We all had the same recollection: the fundraising industry at the time was full of blokes who were known to be a bit “handsy”. I’d wager that most women that inhabited that world will have tales of being propositioned, groped or worse. It was just the way it was – some of the men were actually described as “gurus” because of their long experience of fundraising; they were revered and untouchable. Most of their victims were younger women who didn’t dare complain lest they commit career suicide.
Fortunately, things are changing. Thanks to movements such as #MeToo and the courage of millions of women around the world who have gone public with their personal testimonies, this kind of behaviour is no longer ok. It’s also not ok for organisations to cover it up when they learn of it. The CIoF saga isn’t over yet – another review has begun and more sordid details will likely emerge of who knew what when, and whose side they took.
At the end of the day, it all comes back to power; who has it, and how do they wield it. This magazine’s news pages consistently feature stories about charities that have been found to be abusing their power and privilege at the expense of the powerless; in recent months these have tended to focus mainly on people from ethnic minorities. Mirrors are being held up to sector organisations and the images staring back are not pretty. Change is still coming too slowly, as the Top 100 CEOs survey demonstrates.
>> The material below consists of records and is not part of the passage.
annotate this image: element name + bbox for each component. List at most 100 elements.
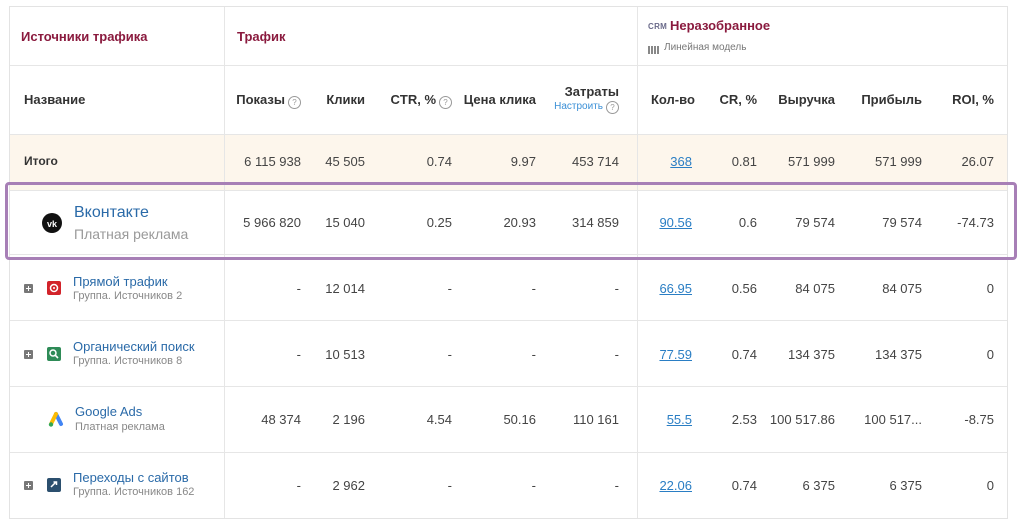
source-subtitle: Платная реклама (75, 421, 165, 433)
direct-traffic-icon (47, 281, 61, 295)
cell-profit: 79 574 (882, 215, 922, 230)
cell-cr: 0.56 (731, 281, 757, 296)
cell-costs: 110 161 (572, 412, 619, 427)
cell-revenue: 100 517.86 (769, 412, 835, 427)
source-subtitle: Группа. Источников 162 (73, 486, 195, 498)
svg-text:vk: vk (47, 219, 58, 229)
col-cr[interactable]: CR, % (719, 92, 757, 107)
cell-roi: -8.75 (964, 412, 994, 427)
source-subtitle: Группа. Источников 8 (73, 355, 183, 367)
cell-qty-link[interactable]: 66.95 (659, 281, 692, 296)
total-costs: 453 714 (572, 154, 619, 169)
traffic-sources-table: Источники трафика Трафик CRM Неразобранн… (9, 6, 1008, 519)
total-cr: 0.81 (731, 154, 757, 169)
col-revenue[interactable]: Выручка (778, 92, 835, 107)
cell-clicks: 10 513 (325, 347, 365, 362)
cell-impressions: 48 374 (261, 412, 301, 427)
cell-costs: - (614, 281, 619, 296)
cell-clicks: 2 962 (332, 478, 365, 493)
cell-qty-link[interactable]: 55.5 (666, 412, 692, 427)
cell-cpc: - (531, 478, 536, 493)
cell-cr: 0.6 (738, 215, 757, 230)
total-label: Итого (24, 154, 58, 168)
help-icon[interactable]: ? (606, 101, 619, 114)
cell-impressions: - (296, 478, 301, 493)
cell-ctr: 0.25 (426, 215, 452, 230)
source-name-link[interactable]: Google Ads (75, 404, 143, 419)
cell-revenue: 79 574 (795, 215, 835, 230)
costs-setup-link[interactable]: Настроить? (554, 101, 619, 114)
traffic-group-title: Трафик (237, 29, 286, 44)
cell-clicks: 15 040 (325, 215, 365, 230)
cell-cpc: 50.16 (503, 412, 536, 427)
cell-profit: 100 517... (864, 412, 922, 427)
source-name-link[interactable]: Органический поиск (73, 339, 195, 354)
cell-costs: - (614, 347, 619, 362)
total-cpc: 9.97 (510, 154, 536, 169)
cell-cr: 2.53 (731, 412, 757, 427)
col-profit[interactable]: Прибыль (861, 92, 922, 107)
cell-clicks: 12 014 (325, 281, 365, 296)
total-roi: 26.07 (961, 154, 994, 169)
col-name: Название (24, 92, 86, 107)
cell-ctr: - (447, 347, 452, 362)
cell-qty-link[interactable]: 90.56 (659, 215, 692, 230)
cell-impressions: - (296, 347, 301, 362)
cell-impressions: 5 966 820 (243, 215, 301, 230)
cell-profit: 134 375 (875, 347, 922, 362)
crm-badge: CRM (648, 22, 668, 31)
cell-ctr: - (447, 478, 452, 493)
col-clicks[interactable]: Клики (326, 92, 365, 107)
col-cpc[interactable]: Цена клика (463, 92, 536, 107)
source-subtitle: Платная реклама (74, 226, 189, 242)
vk-icon: vk (42, 213, 62, 233)
help-icon[interactable]: ? (439, 96, 452, 109)
expand-icon[interactable] (24, 481, 33, 490)
cell-roi: 0 (986, 347, 994, 362)
col-qty[interactable]: Кол-во (651, 92, 695, 107)
total-row (10, 134, 1007, 190)
expand-icon[interactable] (24, 350, 33, 359)
total-qty-link[interactable]: 368 (670, 154, 692, 169)
cell-revenue: 6 375 (802, 478, 835, 493)
col-roi[interactable]: ROI, % (952, 92, 994, 107)
highlight-frame (5, 182, 1017, 260)
attribution-model-icon (648, 46, 660, 54)
cell-cr: 0.74 (731, 347, 757, 362)
source-name-link[interactable]: Вконтакте (74, 204, 149, 221)
total-profit: 571 999 (875, 154, 922, 169)
col-ctr[interactable]: CTR, %? (391, 92, 452, 109)
referral-icon (47, 478, 61, 492)
sources-group-title: Источники трафика (21, 29, 148, 44)
cell-cpc: - (531, 281, 536, 296)
google-ads-icon (47, 411, 65, 429)
cell-ctr: 4.54 (426, 412, 452, 427)
cell-profit: 84 075 (882, 281, 922, 296)
cell-cr: 0.74 (731, 478, 757, 493)
total-ctr: 0.74 (426, 154, 452, 169)
cell-roi: -74.73 (957, 215, 994, 230)
unsorted-group-title[interactable]: Неразобранное (670, 18, 771, 33)
cell-roi: 0 (986, 478, 994, 493)
cell-cpc: - (531, 347, 536, 362)
total-revenue: 571 999 (788, 154, 835, 169)
attribution-model-label[interactable]: Линейная модель (664, 42, 747, 53)
total-impressions: 6 115 938 (244, 154, 301, 169)
cell-cpc: 20.93 (503, 215, 536, 230)
cell-revenue: 134 375 (788, 347, 835, 362)
total-clicks: 45 505 (325, 154, 365, 169)
cell-profit: 6 375 (889, 478, 922, 493)
source-name-link[interactable]: Переходы с сайтов (73, 470, 189, 485)
cell-roi: 0 (986, 281, 994, 296)
cell-revenue: 84 075 (795, 281, 835, 296)
cell-clicks: 2 196 (332, 412, 365, 427)
source-subtitle: Группа. Источников 2 (73, 290, 183, 302)
organic-search-icon (47, 347, 61, 361)
col-impressions[interactable]: Показы? (236, 92, 301, 109)
expand-icon[interactable] (24, 284, 33, 293)
col-costs[interactable]: Затраты (564, 84, 619, 99)
source-name-link[interactable]: Прямой трафик (73, 274, 168, 289)
help-icon[interactable]: ? (288, 96, 301, 109)
cell-qty-link[interactable]: 22.06 (659, 478, 692, 493)
cell-qty-link[interactable]: 77.59 (659, 347, 692, 362)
The CIoF story is relevant to trustees, not just because of the governance failings by the CIoF board, but because charity boards also tend to be populated by those that have power – trustees are still overwhelmingly white, male and wealthy. Research among fundraisers by the think tank Rogare two years ago uncovered a number of examples of trustees misusing their positions to gain inappropriate influence beyond the scope of their role, including sexual misconduct.
That said, in the last few years the sector has also proved that it can be effective at cleaning up its act where it falls short. We are seeing more stories about charities that have proactively carried out equity audits, for example, or issued statements admitting to their failings around diversity and pledging to do better. Within the fundraising sector specifically, the shameful exposure of industrial-scale list-swapping after Olive Cooke’s death was swiftly followed by the establishment and adoption of the Fundraising Regulator. The sector knows how to learn lessons when it needs to, and there are still plenty of reasons to feel proud of charities, as the case studies of pandemic responses on pages 10-15 show. So it is doubly disappointing when some organisations and individuals let the side down, either by acting badly themselves or looking the other way when others do.
Let’s make sure that trustee boards read the runes of the CIoF debacle and realise that the game is up on bad behaviour, whatever form it takes. The truth will usually out, so when things do go wrong, get on the front foot immediately and sort them out.